All of that by itself would speed up and simplify ER processes. But Vital also utilizes the AI and natural language processing technologies that made Mint and Fountain so useful. The platform looks at the symptoms the patient reported, along with their medical history, and uses that to make predictions that will hopefully make their visit much smoother.

For example, it can determine the patient’s severity, so the doctor knows to assign certain patients higher priority. 

“Higher severity patients are sent back into the rooms work more quickly, whereas somebody who was just in for a fever or vomiting can get in and out of the emergency room much faster,” explains Patzer. Lower severity patients can be “fast-tracked” and helped in the front rooms rather than transferred to the back, likely saving them hours of waiting time.

“Our research shows that maybe 20 percent of lower severity patients are missed,” Patzer says. “So it’s both better for the patients, and much better for the hospital who saves a lot of time by identifying those patients sooner.”

For more serious patients, Vital can predict which lab tests may need to be run. The technicians can do them immediately, rather than waiting the extra time for a doctor to order those tests.

“Our ultimate goal at Vital is to reduce wait times for patients by half,” Patzer says. 

It’s an ambitious goal, but the company is already running pilots with several hospitals.

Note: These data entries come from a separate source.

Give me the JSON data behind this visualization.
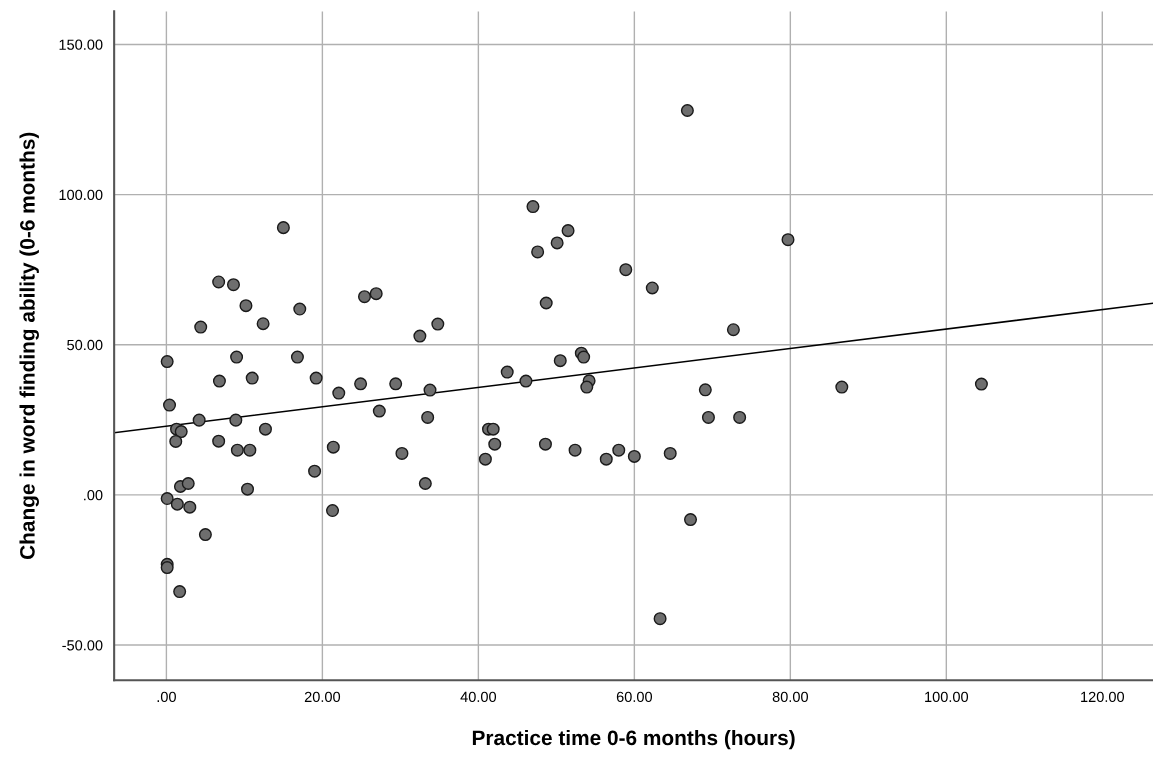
{
  "chart_data": {
    "type": "scatter",
    "xlabel": "Practice time 0-6 months (hours)",
    "ylabel": "Change in word finding ability (0-6 months)",
    "xlim": [
      -6.7,
      126.5
    ],
    "ylim": [
      -61.7,
      161
    ],
    "xticks": [
      {
        "value": 0,
        "label": ".00"
      },
      {
        "value": 20,
        "label": "20.00"
      },
      {
        "value": 40,
        "label": "40.00"
      },
      {
        "value": 60,
        "label": "60.00"
      },
      {
        "value": 80,
        "label": "80.00"
      },
      {
        "value": 100,
        "label": "100.00"
      },
      {
        "value": 120,
        "label": "120.00"
      }
    ],
    "yticks": [
      {
        "value": -50,
        "label": "-50.00"
      },
      {
        "value": 0,
        "label": ".00"
      },
      {
        "value": 50,
        "label": "50.00"
      },
      {
        "value": 100,
        "label": "100.00"
      },
      {
        "value": 150,
        "label": "150.00"
      }
    ],
    "grid": true,
    "series": [
      {
        "marker": "circle",
        "color": "#6e6e6e",
        "x": [
          0.1,
          6.8,
          11,
          19.2,
          22.1,
          24.9,
          29.4,
          33.8,
          0.4,
          4.2,
          8.9,
          27.3,
          33.5,
          1.3,
          1.9,
          1.2,
          12.7,
          6.7,
          9.1,
          10.7,
          21.4,
          30.2,
          19,
          33.2,
          1.8,
          2.8,
          10.4,
          0.1,
          1.4,
          3,
          21.3,
          5,
          0.1,
          0.1,
          1.7,
          15,
          6.7,
          8.6,
          10.2,
          17.1,
          4.4,
          12.4,
          25.4,
          26.9,
          32.5,
          34.8,
          9,
          16.8,
          43.7,
          46.1,
          50.5,
          53.2,
          53.5,
          54.2,
          53.9,
          41.3,
          41.9,
          42.1,
          40.9,
          48.6,
          52.4,
          56.4,
          58,
          60,
          64.6,
          69.1,
          69.5,
          73.5,
          86.6,
          67.2,
          63.3,
          47,
          51.5,
          50.1,
          47.6,
          48.7,
          66.8,
          58.9,
          62.3,
          79.7,
          72.7,
          104.5
        ],
        "values": [
          44.4,
          37.9,
          38.9,
          38.9,
          33.9,
          37,
          37,
          34.9,
          29.9,
          24.9,
          24.9,
          27.9,
          25.8,
          21.9,
          21.1,
          17.8,
          21.9,
          17.9,
          14.9,
          14.9,
          15.9,
          13.8,
          7.9,
          3.8,
          2.8,
          3.8,
          1.9,
          -1.2,
          -3.1,
          -4.1,
          -5.2,
          -13.2,
          -23.1,
          -24.2,
          -32.2,
          89,
          70.9,
          70,
          63,
          61.9,
          55.9,
          57,
          66,
          67,
          52.9,
          56.9,
          45.9,
          45.9,
          40.9,
          37.9,
          44.7,
          47.2,
          45.9,
          38,
          35.9,
          21.9,
          21.9,
          16.9,
          11.9,
          16.9,
          14.9,
          11.9,
          14.9,
          12.8,
          13.8,
          35,
          25.8,
          25.8,
          35.9,
          -8.2,
          -41.2,
          96,
          88,
          83.9,
          80.9,
          63.9,
          128,
          75,
          68.9,
          85,
          55,
          36.9
        ]
      },
      {
        "type": "line",
        "marker": "none",
        "color": "#000000",
        "x": [
          -6.7,
          126.5
        ],
        "values": [
          20.7,
          63.8
        ]
      }
    ]
  }
}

Along with CEO Patzer, the company is being led by his brother-in-law, now business partner, Dr. Schrager.

Vital currently has eight employees. Medical research, sales, and support are in Atlanta with engineering largely in New Zealand, though they will begin to hire a tech team in Atlanta as they grow.

Patzer initially self-funded the company with about $1 million, but is now raising a funding round from institutional investors. That will be used to roughly double the team and power sales and marketing to get the system into more hospital systems.

Of course, Patzer acknowledges that in the end, AI can’t solve all the challenges in the healthcare system. His goal is to automate “the easy stuff”, but ultimately, leave the hard decisions up to the clinicians.

“This is already such a stressful day. You’ll sit there for three or four hours and not have any idea what’s going on in the background,” says Patzer. “So this app communicates how long you should expect to wait, what’s going to happen next… it provides that expectation setting to make the journey feel just a little more bearable.”